Prime prices, that is the top 25% of the market by value, increased to an average of £463,153 in May from £457,040 in April, the third consecutive monthly increase, according to the PrimeLocation index.
Prime prices are now 1.4% higher than the same time last year and the highest since the index began in December 2007.

Back in May 2008, in the middle of the housing downturn, the average prime property was on sale for £410,022 which means that the prime market has seen prices grow by 13%, or over £53,000, in the past three years. In comparison the mass market has seen prices fall by 0.2% over the same three year period.

In the past month every region of the UK saw prime prices increase, except for London where they dipped very slightly by 0.1%. The strongest monthly growth was in Scotland, up 2.4% and the North East was up 2.3%, while the fastest annual growth was in the North West where it was 8.5%, Yorkshire and Humberside at 6.1% and Wales at 4.6%.

The average prime property price in Scotland is now £392,249, its £322,607 in the North East of England, £574,926 in the South East of England, £451,959 in the East of England, £480, 828 in the South West of England and £361,638 in the East Midlands.

In North West England it is £342,474, it is £347,185 in Wales, £381,904 in the West Midlands, £357,822 in Yorkshire and the Humber and £1,148,878 in London.

‘The figures speak for themselves.
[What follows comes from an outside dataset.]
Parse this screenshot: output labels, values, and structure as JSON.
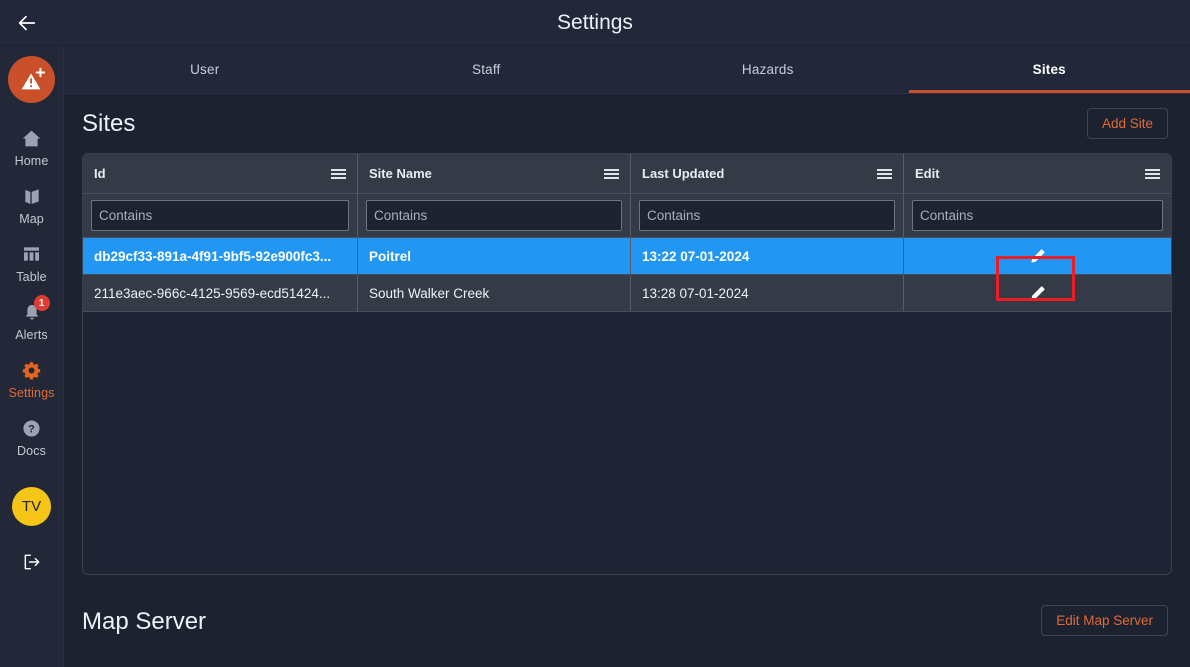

In the past three years, for all the talk of difficulties in the housing market and the wider economy, the top end of the market has boomed while the rest of the market has seen prices stagnate or fall,’ said Nigel Lewis, property analyst at PrimeLocation.

‘Wealthier people with larger homes are still able to move up the property ladder because it’s easier for them obtain mortgages. So demand is intense in this part of the market but, on the other hand, supply remains low and has done for some time. It’s difficult for people in the prime market to find the house they want at the moment and so prices have been rising as people bid higher and higher,’ he explained.

Meanwhile prime platinum properties, the top 10% by value, have seen prices increase by 1.5% in May, rising to £642,052 from £632,407 in April. This is also the third consecutive monthly increase.